Fate did not foreordain that the gas-powered internal combustion engine would come to epitomize “the auto” for many, many years. Electric, steam, and gas powered engines vied. Gas won, for a good long stay and why? It’s just that a number of sympathetic trends aligned.
Poor inter-city roads augured against cars of any kind in the early going. But the gas engine benefited from better understanding of thermodynamics, and proved maintainable, economical, and fit well with emerging mass production practices. This, at a time when the fuel – refined oil – was inexpensive. But some hybrid flair was required: The invention of electric starters eased the way for mass adoption of the internal combustion engine. In recent years, electric vehicles have made inroads, but still face hurdles to wide acceptance.
Will any of our new Edge AI designs come to resemble the Stanley Steamer? It used the locomotive boiler as analogy, but ultimately failed. The internal combustion engine did what the Steamer didnt. Now, a step or two into the 21st Century, it may be due for replacement. What next will hold sway? We will see.
So, let’s get back to Edge AI. The divergent AI approaches now rolling out should see some consolidation over time. It took many years for the internal combustion engine to settle in as the way the world powered automobiles, and many designs have vied to replace it. But the infrastructure surrounding the engine is an important key to how things play out.
Nvidia, which gained a march on competitors with its GPUs for data center-based AI, is often cited as a leader in the development of tools for AI chips. Such “infrastructure” gives it an edge on the edge too. The company is adapting its hardware and tools for Edge AI. New arrivals have new approaches at the edge but must catch up, especially in terms of tooling, which will take time.
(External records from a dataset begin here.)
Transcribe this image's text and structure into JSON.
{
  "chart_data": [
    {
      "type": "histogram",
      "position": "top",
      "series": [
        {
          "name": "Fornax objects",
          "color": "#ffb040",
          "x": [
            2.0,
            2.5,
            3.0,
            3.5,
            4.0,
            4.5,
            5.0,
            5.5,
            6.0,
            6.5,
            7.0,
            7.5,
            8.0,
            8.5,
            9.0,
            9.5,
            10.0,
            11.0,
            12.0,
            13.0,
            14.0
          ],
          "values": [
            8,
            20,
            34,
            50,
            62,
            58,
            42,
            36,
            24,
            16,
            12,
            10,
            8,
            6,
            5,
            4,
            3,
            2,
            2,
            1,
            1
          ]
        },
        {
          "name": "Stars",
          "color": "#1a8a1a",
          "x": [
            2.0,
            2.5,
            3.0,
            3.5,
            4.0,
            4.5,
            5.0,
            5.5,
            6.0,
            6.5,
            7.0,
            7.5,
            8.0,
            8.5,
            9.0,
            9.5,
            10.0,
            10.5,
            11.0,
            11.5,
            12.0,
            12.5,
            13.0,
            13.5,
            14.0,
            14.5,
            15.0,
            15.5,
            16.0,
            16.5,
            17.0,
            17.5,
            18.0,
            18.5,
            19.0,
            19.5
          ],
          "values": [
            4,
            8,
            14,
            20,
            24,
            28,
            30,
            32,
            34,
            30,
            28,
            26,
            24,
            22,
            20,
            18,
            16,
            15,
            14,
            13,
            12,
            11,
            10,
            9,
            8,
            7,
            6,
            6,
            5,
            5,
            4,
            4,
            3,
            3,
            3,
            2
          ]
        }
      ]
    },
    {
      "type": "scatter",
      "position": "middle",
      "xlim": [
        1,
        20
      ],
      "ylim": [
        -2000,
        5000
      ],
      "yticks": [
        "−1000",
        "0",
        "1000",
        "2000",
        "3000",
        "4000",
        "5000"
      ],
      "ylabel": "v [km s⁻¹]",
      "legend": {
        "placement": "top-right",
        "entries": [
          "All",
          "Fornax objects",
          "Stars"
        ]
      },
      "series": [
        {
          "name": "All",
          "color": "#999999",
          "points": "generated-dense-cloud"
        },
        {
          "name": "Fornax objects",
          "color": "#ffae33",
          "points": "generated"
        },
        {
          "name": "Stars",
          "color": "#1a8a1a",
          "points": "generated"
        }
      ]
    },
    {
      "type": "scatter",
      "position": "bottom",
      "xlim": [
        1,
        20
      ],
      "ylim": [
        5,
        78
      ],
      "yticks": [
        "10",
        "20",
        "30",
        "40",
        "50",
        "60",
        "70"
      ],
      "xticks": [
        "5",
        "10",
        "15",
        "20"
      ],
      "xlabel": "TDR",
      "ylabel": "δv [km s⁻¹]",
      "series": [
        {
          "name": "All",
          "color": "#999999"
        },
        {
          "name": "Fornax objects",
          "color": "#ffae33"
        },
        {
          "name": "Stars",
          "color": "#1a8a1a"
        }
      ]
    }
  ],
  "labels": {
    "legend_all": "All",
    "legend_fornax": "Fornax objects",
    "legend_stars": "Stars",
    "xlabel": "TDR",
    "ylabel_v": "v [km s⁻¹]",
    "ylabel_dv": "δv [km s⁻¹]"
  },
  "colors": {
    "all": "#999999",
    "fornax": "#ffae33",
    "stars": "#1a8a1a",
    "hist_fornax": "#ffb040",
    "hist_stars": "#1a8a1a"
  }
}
Finding the killer app is still ahead. Where are the Edge AI use cases? It’s still early to find something on par with the Internet recommendation engines and image recognition applications that powered Nvidia’s first AI forays. One thing that can be said is that we don’t see many drones in the sky or self-driving cars on the highway. These are often cited as the places where Edge AI will thrive.
What we see most immediately is a nation of surveillance cameras, a scattering of self-evaluating joggers and bike riders, and voice-activated speakers powered by assistants (I know what this latter thing is because I just asked the Google orb on my kitchen table what she was.) These are the visible targets, but there may be others near but still less visible.
The global smart speaker market size is expected to reach USD 24.09 billion by 2028 at a CAGR of 16.9%.
The global surveillance camera market is expected to reach US$39.13 billion in 2025, growing at a CAGR of 8.17% for the time period of 2021-2025.